Zimbabwe's Mugabe resigning after 37 years: Official
HARARE, Zimbabwe (AP) -- Zimbabwe's President Robert Mugabe is resigning after nearly four decades in power, according to an official close to the talks on his departure, in an extraordinary end for the world's oldest head of state who had vowed to rule until death.
The news came hours after the ruling party's Central Committee on Sunday fired Mugabe as party leader and said if he didn't resign as the country's president by noon Monday it would start impeachment proceedings.
Mugabe was set to address the nation shortly on state-run television. The official close to the talks spoke on condition of anonymity because he was not authorized to speak to reporters.
The 93-year-old Mugabe has been under house arrest since the military moved in Tuesday, angered by his firing of his longtime deputy and the positioning of unpopular first lady Grace Mugabe to succeed him.
Mugabe tried to buy time in negotiations with the military on a dignified exit but quickly found himself isolated.
Tens of thousands of people poured into the streets of the capital Saturday to demand that Mugabe, one of Africa's last remaining liberation leaders, step aside after overseeing the once-prosperous country's economic collapse.
The deputy whom Mugabe fired, former Vice President Emmerson Mnangagwa, is poised to be Zimbabwe's next leader after the Central Committee made him its nominee to take over when Mugabe goes.
Mugabe was speaking at the State House building where he holds official functions, a symbol of the rule of the man who took power after independence from white minority rule in 1980.
Clinging to his virtually powerless post, Mugabe earlier on Sunday discussed his exit with the army commander who put him under house arrest, in a second round of negotiations.
Meanwhile, members of the ZANU-PF party's Central Committee stood, cheered and sang as Mugabe was recalled.

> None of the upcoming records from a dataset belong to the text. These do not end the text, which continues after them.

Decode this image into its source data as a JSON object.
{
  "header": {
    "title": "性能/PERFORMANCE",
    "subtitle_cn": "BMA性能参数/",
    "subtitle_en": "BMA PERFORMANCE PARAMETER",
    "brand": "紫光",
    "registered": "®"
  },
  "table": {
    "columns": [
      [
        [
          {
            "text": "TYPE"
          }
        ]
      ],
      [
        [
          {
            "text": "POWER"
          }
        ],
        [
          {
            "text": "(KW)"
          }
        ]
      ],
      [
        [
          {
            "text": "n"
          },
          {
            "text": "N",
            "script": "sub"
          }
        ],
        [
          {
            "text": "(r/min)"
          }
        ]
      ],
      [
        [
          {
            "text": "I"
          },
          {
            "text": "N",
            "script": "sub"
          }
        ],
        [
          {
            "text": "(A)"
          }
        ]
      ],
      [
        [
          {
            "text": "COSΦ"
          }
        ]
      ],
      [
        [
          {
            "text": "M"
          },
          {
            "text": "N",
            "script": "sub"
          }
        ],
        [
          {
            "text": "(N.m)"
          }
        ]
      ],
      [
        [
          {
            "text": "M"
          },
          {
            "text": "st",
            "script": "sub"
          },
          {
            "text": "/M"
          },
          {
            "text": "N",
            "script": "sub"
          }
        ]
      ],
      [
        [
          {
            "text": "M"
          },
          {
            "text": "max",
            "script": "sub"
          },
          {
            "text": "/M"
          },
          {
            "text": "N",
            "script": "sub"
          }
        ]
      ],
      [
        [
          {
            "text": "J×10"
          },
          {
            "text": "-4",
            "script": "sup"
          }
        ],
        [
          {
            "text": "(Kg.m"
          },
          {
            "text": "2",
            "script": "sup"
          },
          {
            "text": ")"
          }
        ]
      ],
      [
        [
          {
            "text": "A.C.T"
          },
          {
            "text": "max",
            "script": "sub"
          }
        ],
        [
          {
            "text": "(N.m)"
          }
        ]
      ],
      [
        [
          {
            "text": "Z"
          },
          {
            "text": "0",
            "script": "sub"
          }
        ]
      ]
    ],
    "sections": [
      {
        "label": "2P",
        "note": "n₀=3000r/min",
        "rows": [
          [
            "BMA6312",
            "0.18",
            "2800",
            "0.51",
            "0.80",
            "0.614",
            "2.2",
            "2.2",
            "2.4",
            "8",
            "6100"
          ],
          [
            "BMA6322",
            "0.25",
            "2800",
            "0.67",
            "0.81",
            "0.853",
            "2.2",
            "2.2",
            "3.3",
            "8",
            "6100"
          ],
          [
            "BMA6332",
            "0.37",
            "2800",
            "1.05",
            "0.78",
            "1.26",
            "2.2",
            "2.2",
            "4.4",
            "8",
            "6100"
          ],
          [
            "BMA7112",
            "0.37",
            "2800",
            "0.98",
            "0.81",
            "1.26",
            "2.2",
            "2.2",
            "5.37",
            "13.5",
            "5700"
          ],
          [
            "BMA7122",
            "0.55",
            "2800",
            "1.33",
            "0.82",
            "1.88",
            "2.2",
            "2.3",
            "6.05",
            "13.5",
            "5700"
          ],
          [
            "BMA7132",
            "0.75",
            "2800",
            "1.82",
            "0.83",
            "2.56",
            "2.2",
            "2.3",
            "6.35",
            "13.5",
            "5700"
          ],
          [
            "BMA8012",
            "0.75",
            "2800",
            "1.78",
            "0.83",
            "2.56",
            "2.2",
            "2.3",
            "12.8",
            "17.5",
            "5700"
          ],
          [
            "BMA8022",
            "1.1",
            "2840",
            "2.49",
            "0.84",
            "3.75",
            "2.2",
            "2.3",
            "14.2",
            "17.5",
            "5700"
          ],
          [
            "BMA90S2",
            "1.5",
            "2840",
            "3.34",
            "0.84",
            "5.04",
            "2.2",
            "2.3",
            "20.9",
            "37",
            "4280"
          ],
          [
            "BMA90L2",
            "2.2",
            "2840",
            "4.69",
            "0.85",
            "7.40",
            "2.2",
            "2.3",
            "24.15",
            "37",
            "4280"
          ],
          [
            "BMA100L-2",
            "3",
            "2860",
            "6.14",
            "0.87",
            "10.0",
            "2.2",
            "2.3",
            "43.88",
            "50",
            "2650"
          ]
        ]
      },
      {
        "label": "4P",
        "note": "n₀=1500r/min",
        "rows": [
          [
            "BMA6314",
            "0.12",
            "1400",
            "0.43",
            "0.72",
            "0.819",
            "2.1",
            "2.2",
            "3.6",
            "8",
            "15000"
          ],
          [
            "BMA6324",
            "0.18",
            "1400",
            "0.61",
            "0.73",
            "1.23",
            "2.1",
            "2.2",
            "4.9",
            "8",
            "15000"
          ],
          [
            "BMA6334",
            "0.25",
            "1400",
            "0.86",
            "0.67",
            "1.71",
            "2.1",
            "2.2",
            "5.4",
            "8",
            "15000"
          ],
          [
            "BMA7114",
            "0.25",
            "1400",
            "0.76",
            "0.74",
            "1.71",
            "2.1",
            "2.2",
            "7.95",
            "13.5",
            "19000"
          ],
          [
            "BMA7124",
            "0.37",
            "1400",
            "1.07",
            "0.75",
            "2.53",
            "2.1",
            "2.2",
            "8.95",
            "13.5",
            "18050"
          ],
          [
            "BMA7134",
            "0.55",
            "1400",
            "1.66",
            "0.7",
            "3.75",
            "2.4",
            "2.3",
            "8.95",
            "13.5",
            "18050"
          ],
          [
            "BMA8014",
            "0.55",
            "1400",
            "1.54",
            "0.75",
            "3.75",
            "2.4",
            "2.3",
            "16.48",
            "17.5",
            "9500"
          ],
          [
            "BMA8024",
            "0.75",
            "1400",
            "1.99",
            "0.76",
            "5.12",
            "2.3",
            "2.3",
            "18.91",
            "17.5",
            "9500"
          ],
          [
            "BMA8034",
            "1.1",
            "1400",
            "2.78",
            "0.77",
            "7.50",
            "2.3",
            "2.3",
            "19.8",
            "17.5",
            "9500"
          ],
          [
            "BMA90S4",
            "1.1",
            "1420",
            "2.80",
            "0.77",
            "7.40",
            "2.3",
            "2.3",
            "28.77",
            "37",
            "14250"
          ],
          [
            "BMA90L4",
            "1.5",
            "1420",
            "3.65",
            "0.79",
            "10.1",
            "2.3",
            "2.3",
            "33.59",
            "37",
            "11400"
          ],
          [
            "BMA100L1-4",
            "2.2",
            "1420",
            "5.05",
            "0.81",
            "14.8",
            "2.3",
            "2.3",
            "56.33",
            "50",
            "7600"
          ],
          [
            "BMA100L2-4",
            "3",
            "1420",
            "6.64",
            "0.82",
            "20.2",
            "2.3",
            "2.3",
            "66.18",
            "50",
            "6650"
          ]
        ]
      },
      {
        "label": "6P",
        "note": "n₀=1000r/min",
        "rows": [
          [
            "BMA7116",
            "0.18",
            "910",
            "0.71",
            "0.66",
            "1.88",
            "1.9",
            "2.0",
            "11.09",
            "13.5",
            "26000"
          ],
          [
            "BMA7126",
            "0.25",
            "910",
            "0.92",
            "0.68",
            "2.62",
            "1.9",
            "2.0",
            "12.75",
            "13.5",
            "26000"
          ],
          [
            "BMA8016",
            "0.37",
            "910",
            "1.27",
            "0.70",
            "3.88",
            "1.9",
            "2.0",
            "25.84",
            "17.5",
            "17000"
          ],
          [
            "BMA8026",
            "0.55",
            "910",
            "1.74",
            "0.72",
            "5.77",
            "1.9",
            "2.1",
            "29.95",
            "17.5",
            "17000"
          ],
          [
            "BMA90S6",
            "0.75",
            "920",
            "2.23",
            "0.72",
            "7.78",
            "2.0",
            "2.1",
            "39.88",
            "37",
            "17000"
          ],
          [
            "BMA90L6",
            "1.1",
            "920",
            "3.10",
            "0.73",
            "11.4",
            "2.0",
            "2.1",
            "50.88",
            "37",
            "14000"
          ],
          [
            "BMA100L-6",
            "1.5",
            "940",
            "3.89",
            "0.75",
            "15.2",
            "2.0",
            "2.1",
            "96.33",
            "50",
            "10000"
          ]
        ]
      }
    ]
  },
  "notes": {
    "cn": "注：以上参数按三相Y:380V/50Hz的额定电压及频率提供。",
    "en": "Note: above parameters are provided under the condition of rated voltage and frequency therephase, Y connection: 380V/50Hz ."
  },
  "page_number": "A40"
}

Meeting chair Obert Mpofu referred to him as "outgoing president" and called it a "sad day" for Mugabe after his decades in power.
"He has been our leader for a long time and we have all learned a great deal from him," Mpofu said. But Mugabe "surrounded himself with a wicked cabal" that brought him down.
The meeting replaced Mugabe as party chief with Mnangagwa and recalled the first lady as head of the women's league. The Central Committee accused the first lady of "preaching hate, divisiveness and assuming roles and powers not delegated to the office." The committee's decisions will be formalized at a special party congress next month.
The Central Committee also expelled several high-level members close to the first lady, including minister of higher education Jonathan Moyo, finance minister Ignatious Chombo, Mugabe's nephew Patrick Zhuwao, local government minister Saviour Kasukuwere, foreign affairs minister Walter Mzembi and several others.
Zimbabwean officials never revealed details of Mugabe's talks with the military on his exit, but the military appeared to favor a voluntary resignation to maintain a veneer of legality in the political transition. Mugabe, in turn, likely was using whatever leverage he had left to try to preserve his legacy or even protect himself and his family from possible prosecution.
Chris Mutsvangwa, head of the country's liberation war veterans, vowed to "bring back the crowd" if the president didn't step aside but said he was concerned that the military would end up opening fire to protect Mugabe from protesters.
"We would expect that Mugabe would not have the prospect of the military shooting at people, trying to defend him," Mutsvangwa said. "The choice is his."
On Saturday, most of Harare's population of 1.6 million poured into the streets in an anti-Mugabe demonstration that just days ago would have brought a police crackdown.
They clambered onto tanks moving slowly through the crowds, took selfies with soldiers and surged in the thousands toward the State House building.
The euphoria came after years of watching the once-prosperous African nation fall into decay, with a collapsing economy, repression of free speech, disputed elections and international sanctions.
Even as concerns remained about who next would be in charge, people reveled in the rare chance to express themselves freely.
Let us have this moment, Zimbabweans said. If the next leader becomes trouble, they vowed to return to the streets again.